Aengus Mannion spotted an issue with a fence near a main road one May evening in 2009; he was working a beef cattle feedlot in Navan, Co. Meath at the time.
Travelling on a teleporter, he feared the worse – that the field of over thirty cattle would break out onto the busy road, posing a danger to road users.
“I went up and as I was coming near the fence, the cattle were heading for the same fence and would have got out on the road.” Aengus Mannion explained in a video produced by the HSA (Health and Safety Authority).
“I parked the teleporter, jumped off it and turned the cattle away from it,” Aengus said as he
An animal shunted the teleporter and Aengus was suddenly hit by the bucket on the teleporter and pinned against a tree. “I thought both my legs were chopped off; there was blood everywhere.”
“I was an hour-and-twenty-minutes there; I started drifting in and out of a coma and I thought at one stage, this is it.”

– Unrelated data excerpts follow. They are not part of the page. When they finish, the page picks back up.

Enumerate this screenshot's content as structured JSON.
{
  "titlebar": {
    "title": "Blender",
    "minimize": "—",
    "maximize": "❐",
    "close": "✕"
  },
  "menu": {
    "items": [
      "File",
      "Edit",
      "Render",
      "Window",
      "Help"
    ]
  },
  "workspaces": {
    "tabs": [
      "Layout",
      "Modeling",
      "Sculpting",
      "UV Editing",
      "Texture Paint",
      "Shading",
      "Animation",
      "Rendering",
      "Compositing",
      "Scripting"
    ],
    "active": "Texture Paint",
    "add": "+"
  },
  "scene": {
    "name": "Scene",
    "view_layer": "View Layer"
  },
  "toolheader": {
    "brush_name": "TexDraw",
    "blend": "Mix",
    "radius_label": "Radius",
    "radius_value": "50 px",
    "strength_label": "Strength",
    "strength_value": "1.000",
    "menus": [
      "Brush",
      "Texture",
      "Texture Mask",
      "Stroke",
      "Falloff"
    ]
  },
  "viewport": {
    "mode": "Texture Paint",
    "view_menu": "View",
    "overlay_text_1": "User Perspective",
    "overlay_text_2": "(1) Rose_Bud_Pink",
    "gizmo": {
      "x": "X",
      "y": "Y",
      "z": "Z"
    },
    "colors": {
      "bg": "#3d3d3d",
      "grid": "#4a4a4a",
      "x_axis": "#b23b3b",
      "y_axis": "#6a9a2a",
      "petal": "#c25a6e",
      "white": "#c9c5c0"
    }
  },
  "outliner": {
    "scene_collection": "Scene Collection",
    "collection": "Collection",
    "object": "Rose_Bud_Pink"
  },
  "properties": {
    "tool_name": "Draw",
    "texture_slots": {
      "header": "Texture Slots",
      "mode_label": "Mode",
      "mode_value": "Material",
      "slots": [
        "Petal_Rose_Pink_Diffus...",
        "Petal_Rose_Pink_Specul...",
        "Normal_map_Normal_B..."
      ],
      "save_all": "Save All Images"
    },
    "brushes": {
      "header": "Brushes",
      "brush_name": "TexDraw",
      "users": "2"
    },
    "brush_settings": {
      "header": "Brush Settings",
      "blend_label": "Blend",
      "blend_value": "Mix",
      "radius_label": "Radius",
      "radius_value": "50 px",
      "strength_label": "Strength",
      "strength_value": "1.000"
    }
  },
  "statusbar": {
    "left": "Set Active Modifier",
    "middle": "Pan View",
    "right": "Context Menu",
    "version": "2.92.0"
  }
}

Aengus was behind a hedge, screaming with pain with no mobile phone. “My voice began to go and my body was getting weaker. I thought I was going to die there and then on the spot.” He explained.
His voice carried in the valley and his neighbours – the McBrides – arrived and contacted the emergency services.
“I couldn’t see whether my legs were there or not; I feared the worst.”
Aengus was rushed to Our Lady of Lourdes in Drogheda, where he spent nine-hours in theatre the first night; he underwent twenty-nine operations, floating between the Beaumount Hospital and Sligo University Hospital.
Aengus touched on the mental health issues that can arise following a serious accident; he said he “couldn’t see any light at the end of the tunnel.”
Aengus – a Sligo native - became involved in Embrace FARM – an organisation that offered much-needed supported.
“It is a life-changing experience; on the physical end of it, you can’t do what you used to love doing and there are loads of issues, mentally at times, you have good days and bad days. Confidence is a huge issue too.”
“There are lots of things that I could have done to avoid it. I made the decision and I have to live with the consequences.”
“Farming is not going to stop at 5pm and that’s when a lot of these things will happen. People need support because you can’t do it yourself and them supports aren’t there, unfortunately.”
“The accident happened, it was scary but it did give me that push and to fight for life to get back to where I am today,” Aengus concluded.